A sombra conduz valores e requisitos que
podem ser utilizados de forma produtiva ou perturbadora, podendo
expressar-se de três formas: a) pessoal, cujos significados que foram
reprimidos pertencem ao próprio indivíduo; b) a coletiva, que representa os mesmos significados reprimidos em
cada sociedade; c) arquetípica, em que há um caráter ancestral de destrutividade do ser humano, que não dispõe de possibilidade de
diluição...
Jung achava
que era necessário adquirir a consciência desses conteúdos reprimidos,
porque somente assim era possível alcançar a individuação. Após essa primeira tentativa,
deve-se trabalhar pela sua integração no
self, esforçar-se pelo
amadurecimento psicológico, não mascarando a responsabilidade pessoal e
aceitando-a conscientemente, compreendendo
as manifestações sombrias experimentadas.
Todo
indivíduo traz aspirações que nem sempre consegue concretizar ou vivenciar, e
assim as recalca com mágoa não conseguindo diluí-las conscientemente com a
superação.

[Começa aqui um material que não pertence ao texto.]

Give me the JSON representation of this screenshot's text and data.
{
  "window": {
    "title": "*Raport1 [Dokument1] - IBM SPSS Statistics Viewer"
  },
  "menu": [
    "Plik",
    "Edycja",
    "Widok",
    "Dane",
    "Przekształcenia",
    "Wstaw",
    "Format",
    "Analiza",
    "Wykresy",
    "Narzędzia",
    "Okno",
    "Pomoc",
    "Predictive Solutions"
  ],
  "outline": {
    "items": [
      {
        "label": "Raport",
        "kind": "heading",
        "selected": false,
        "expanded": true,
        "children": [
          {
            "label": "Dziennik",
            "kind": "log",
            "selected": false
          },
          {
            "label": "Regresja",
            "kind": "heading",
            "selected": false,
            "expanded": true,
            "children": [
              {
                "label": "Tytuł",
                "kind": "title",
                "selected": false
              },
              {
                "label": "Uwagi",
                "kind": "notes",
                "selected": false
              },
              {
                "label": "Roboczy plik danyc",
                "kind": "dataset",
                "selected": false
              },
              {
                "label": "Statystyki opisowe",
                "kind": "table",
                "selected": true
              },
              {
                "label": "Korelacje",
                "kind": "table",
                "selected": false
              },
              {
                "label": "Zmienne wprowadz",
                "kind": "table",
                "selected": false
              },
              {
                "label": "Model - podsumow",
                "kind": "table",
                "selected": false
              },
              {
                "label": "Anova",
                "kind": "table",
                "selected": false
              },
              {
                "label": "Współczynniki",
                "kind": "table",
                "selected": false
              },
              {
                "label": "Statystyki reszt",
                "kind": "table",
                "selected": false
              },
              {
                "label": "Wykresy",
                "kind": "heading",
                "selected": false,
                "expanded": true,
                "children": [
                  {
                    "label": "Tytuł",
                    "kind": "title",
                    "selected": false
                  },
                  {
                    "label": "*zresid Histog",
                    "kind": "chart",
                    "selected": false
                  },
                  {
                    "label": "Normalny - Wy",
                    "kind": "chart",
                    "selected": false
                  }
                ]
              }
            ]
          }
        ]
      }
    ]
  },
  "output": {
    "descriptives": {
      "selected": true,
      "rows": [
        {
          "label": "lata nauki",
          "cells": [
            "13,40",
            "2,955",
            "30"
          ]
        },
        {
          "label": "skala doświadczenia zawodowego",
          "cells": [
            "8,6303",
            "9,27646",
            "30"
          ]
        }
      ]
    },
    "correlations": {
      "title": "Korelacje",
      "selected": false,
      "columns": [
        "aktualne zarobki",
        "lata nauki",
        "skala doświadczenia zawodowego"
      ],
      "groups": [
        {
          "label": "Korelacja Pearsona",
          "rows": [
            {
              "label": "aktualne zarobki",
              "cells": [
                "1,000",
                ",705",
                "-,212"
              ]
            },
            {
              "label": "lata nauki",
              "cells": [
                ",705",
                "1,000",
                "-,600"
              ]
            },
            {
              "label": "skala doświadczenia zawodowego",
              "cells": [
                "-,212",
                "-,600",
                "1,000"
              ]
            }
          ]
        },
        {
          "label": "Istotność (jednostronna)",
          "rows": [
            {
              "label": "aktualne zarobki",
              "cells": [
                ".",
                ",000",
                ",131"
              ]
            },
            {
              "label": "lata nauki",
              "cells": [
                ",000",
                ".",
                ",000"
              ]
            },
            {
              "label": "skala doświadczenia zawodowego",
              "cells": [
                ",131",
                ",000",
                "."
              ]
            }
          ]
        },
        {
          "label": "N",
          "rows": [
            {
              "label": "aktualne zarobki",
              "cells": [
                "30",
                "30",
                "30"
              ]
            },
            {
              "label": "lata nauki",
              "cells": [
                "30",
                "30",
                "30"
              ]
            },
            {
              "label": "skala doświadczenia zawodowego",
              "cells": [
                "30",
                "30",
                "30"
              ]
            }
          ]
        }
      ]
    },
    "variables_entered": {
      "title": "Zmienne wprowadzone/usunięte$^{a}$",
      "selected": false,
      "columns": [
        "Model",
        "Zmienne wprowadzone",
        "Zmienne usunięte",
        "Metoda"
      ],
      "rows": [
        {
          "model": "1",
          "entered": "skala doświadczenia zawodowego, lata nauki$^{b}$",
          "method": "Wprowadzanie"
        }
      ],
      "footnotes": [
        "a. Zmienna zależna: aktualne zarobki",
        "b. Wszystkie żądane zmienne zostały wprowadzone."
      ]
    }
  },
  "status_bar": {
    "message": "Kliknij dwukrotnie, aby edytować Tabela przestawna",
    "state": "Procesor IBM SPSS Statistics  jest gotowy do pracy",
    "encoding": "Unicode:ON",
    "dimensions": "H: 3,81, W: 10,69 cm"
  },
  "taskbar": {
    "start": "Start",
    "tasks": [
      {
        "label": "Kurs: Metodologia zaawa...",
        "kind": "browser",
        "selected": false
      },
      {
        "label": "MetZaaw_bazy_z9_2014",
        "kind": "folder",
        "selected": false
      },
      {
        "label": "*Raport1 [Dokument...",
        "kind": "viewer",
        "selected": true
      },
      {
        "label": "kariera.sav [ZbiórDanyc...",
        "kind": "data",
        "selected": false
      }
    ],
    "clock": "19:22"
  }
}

Soma a esse conflito não exteriorizado, a herança ancestral da
cultura onde se movimenta e a presença arquetípica de autodestruição, para fugir da realidade.
Tais
ocorrências vêm da vivencia em cada reencarnação, quando experimentou os
conflitos gerados anteriormente que voltam a tona – sombra pessoal e coletiva -, tomando assim aspecto dos movimentos primários antes do
surgimento da consciência e da personalidade.
Com esse
potencial negativo, a sombra é responsável
pelos desaires que geram sofrimento e amargura, retendo o ser na sua rede
invisível e constritora.
Quando se
é conscientizado desses fatores de perturbação, pode-se e deve-se trabalhar para
superá-los reduzindo a sua carga, com contribuições edificantes e saudáveis,
como o otimismo, a confiança no êxito, a solidariedade, o esforço para manter as
perspectivas de realização sem os receios injustificáveis.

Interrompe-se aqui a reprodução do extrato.